Markowitz Herbold PC Announced Judge Dismisses Security Claims Brought by Boris Jordan, Wilder Ramsey, Igor Gimelshtein and other Investors in CBD Company, Sentia Wellness

Nitin Khanna’s Countersuit Against Jordan and Other Investors Moves Forward

PORTLAND, Ore.--()--Markowitz Herbold PC announced that in a ruling from the bench, a judge in Multnomah County Circuit Court dismissed all securities claims against Nitin Khanna, Karan Khanna, Angelo Lombardi, and Sam Knapp in lawsuit brought by investors in CBD company Sentia Wellness. The lawsuit was filed by Boris Jordan, Wilder Ramsey, Igor Gimelshtein and others investors in Sentia.

“I am thrilled with this decision,” said Nitin Khanna. “I look forward to putting this entire episode in the rearview mirror.”

Sentia was a CBD cannabis startup that failed to achieve its promise and was sold because of substantial changes in the regulatory environment, the impact of COVID-19 on retail sales and interference by the very investors who brought this suit. Two of the investors, Boris Jordan and Sunny Puri, sat on Sentia’s board and approved its budget, spending and strategic direction. The interference by them and others in the operations of the company form the basis of $1.5 billion and $150 million countersuits by Khanna and Sentia, respectively.

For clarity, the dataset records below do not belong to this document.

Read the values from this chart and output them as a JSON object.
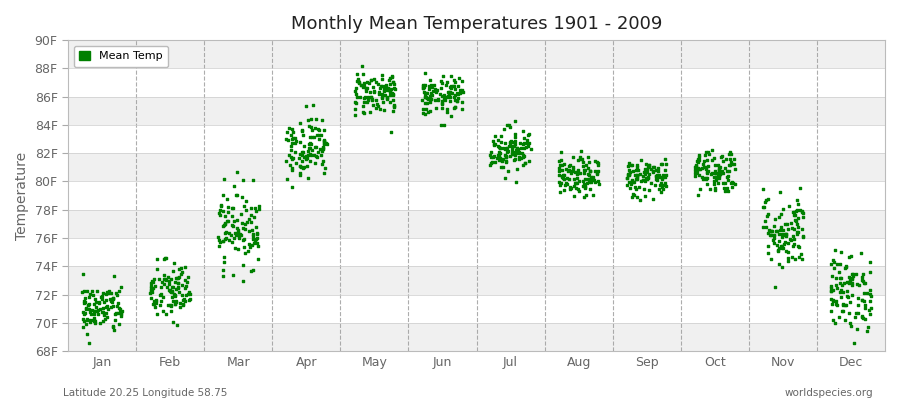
{
  "title": "Monthly Mean Temperatures 1901 - 2009",
  "ylabel": "Temperature",
  "xlabel_bottom_left": "Latitude 20.25 Longitude 58.75",
  "xlabel_bottom_right": "worldspecies.org",
  "ylim": [
    68,
    90
  ],
  "yticks": [
    68,
    70,
    72,
    74,
    76,
    78,
    80,
    82,
    84,
    86,
    88,
    90
  ],
  "ytick_labels": [
    "68F",
    "70F",
    "72F",
    "74F",
    "76F",
    "78F",
    "80F",
    "82F",
    "84F",
    "86F",
    "88F",
    "90F"
  ],
  "months": [
    "Jan",
    "Feb",
    "Mar",
    "Apr",
    "May",
    "Jun",
    "Jul",
    "Aug",
    "Sep",
    "Oct",
    "Nov",
    "Dec"
  ],
  "dot_color": "#008000",
  "background_color": "#ffffff",
  "plot_bg_color": "#ffffff",
  "legend_label": "Mean Temp",
  "n_years": 109,
  "monthly_mean_temps_F": [
    71.0,
    72.2,
    76.8,
    82.5,
    86.3,
    86.0,
    82.3,
    80.3,
    80.3,
    80.8,
    76.5,
    72.2
  ],
  "monthly_std_temps_F": [
    0.9,
    1.1,
    1.4,
    1.1,
    0.8,
    0.7,
    0.8,
    0.7,
    0.7,
    0.8,
    1.4,
    1.4
  ],
  "seed": 42,
  "band_colors": [
    "#f0f0f0",
    "#ffffff"
  ],
  "grid_color": "#cccccc",
  "dashed_line_color": "#999999",
  "title_color": "#222222",
  "tick_color": "#666666"
}
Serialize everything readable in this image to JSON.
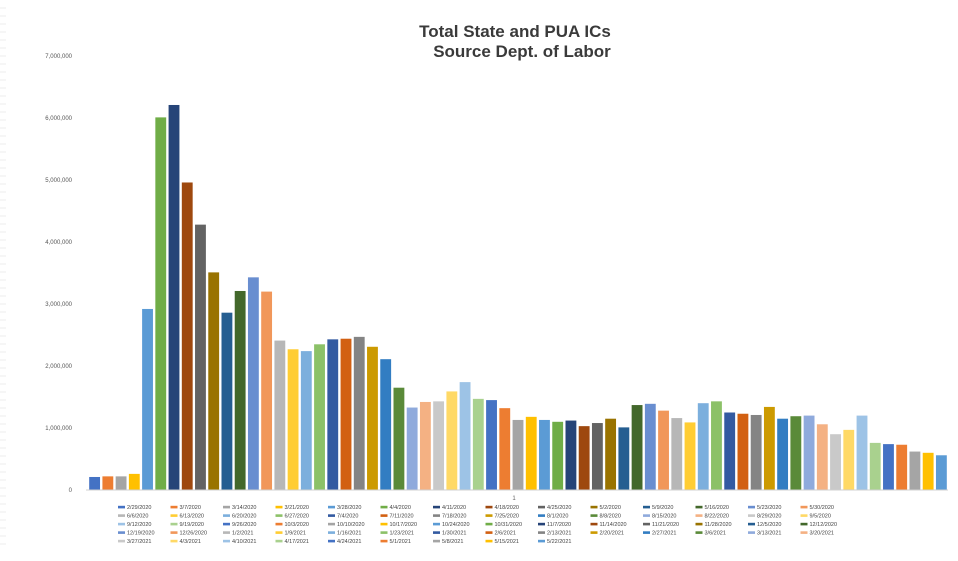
{
  "chart_data": {
    "type": "bar",
    "title": "Total State and PUA ICs",
    "subtitle": "Source Dept. of Labor",
    "xlabel": "",
    "ylabel": "",
    "ylim": [
      0,
      7000000
    ],
    "y_ticks": [
      "0",
      "1,000,000",
      "2,000,000",
      "3,000,000",
      "4,000,000",
      "5,000,000",
      "6,000,000",
      "7,000,000"
    ],
    "grid": false,
    "legend_position": "bottom",
    "x_axis_marker": "1",
    "categories": [
      "2/29/2020",
      "3/7/2020",
      "3/14/2020",
      "3/21/2020",
      "3/28/2020",
      "4/4/2020",
      "4/11/2020",
      "4/18/2020",
      "4/25/2020",
      "5/2/2020",
      "5/9/2020",
      "5/16/2020",
      "5/23/2020",
      "5/30/2020",
      "6/6/2020",
      "6/13/2020",
      "6/20/2020",
      "6/27/2020",
      "7/4/2020",
      "7/11/2020",
      "7/18/2020",
      "7/25/2020",
      "8/1/2020",
      "8/8/2020",
      "8/15/2020",
      "8/22/2020",
      "8/29/2020",
      "9/5/2020",
      "9/12/2020",
      "9/19/2020",
      "9/26/2020",
      "10/3/2020",
      "10/10/2020",
      "10/17/2020",
      "10/24/2020",
      "10/31/2020",
      "11/7/2020",
      "11/14/2020",
      "11/21/2020",
      "11/28/2020",
      "12/5/2020",
      "12/12/2020",
      "12/19/2020",
      "12/26/2020",
      "1/2/2021",
      "1/9/2021",
      "1/16/2021",
      "1/23/2021",
      "1/30/2021",
      "2/6/2021",
      "2/13/2021",
      "2/20/2021",
      "2/27/2021",
      "3/6/2021",
      "3/13/2021",
      "3/20/2021",
      "3/27/2021",
      "4/3/2021",
      "4/10/2021",
      "4/17/2021",
      "4/24/2021",
      "5/1/2021",
      "5/8/2021",
      "5/15/2021",
      "5/22/2021"
    ],
    "values": [
      210000,
      220000,
      220000,
      260000,
      2920000,
      6010000,
      6210000,
      4960000,
      4280000,
      3510000,
      2860000,
      3210000,
      3430000,
      3200000,
      2410000,
      2270000,
      2240000,
      2350000,
      2430000,
      2440000,
      2470000,
      2310000,
      2110000,
      1650000,
      1330000,
      1420000,
      1430000,
      1590000,
      1740000,
      1470000,
      1450000,
      1320000,
      1130000,
      1180000,
      1130000,
      1100000,
      1120000,
      1030000,
      1080000,
      1150000,
      1010000,
      1370000,
      1390000,
      1280000,
      1160000,
      1090000,
      1400000,
      1430000,
      1250000,
      1230000,
      1210000,
      1340000,
      1150000,
      1190000,
      1200000,
      1060000,
      900000,
      970000,
      1200000,
      760000,
      740000,
      730000,
      620000,
      600000,
      560000
    ],
    "colors": [
      "#4472C4",
      "#ED7D31",
      "#A5A5A5",
      "#FFC000",
      "#5B9BD5",
      "#70AD47",
      "#264478",
      "#9E480E",
      "#636363",
      "#997300",
      "#255E91",
      "#43682B",
      "#698ED0",
      "#F1975A",
      "#B7B7B7",
      "#FFCD33",
      "#7CAFDD",
      "#8CC168",
      "#335AA1",
      "#D26012",
      "#848484",
      "#CC9A00",
      "#327DC2",
      "#5A8A39",
      "#8FAADC",
      "#F4B183",
      "#C9C9C9",
      "#FFD966",
      "#9DC3E6",
      "#A9D18E"
    ]
  }
}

“The Court dismissed these claims at the first available opportunity,” said Vivek Kothari, Khanna’s attorney. “It’s a fantastic result for claims that should never have been brought in the first place.”

As an indication of the impact of the FDA and COVID-19, public company valuations of CBD companies during the same period between Sentia’s inception and sale dropped by 90% or more. Sentia returned more money to its investors than any of these public companies. It was eventually sold in 2021 to California Lifestyle company Kadenwood.

Khanna has countersued, claiming that Boris Jordan of Measure 8, Wilder Ramsey at Gron, Igor Gimelshtein from Zola Global, and Sunny Puri of Anson Funds, among others, were unethical and focused primarily on self-enrichment to the detriment of other shareholders. These claims were made public in a recent lawsuit filing that asserts more than $1.5 billion in damages.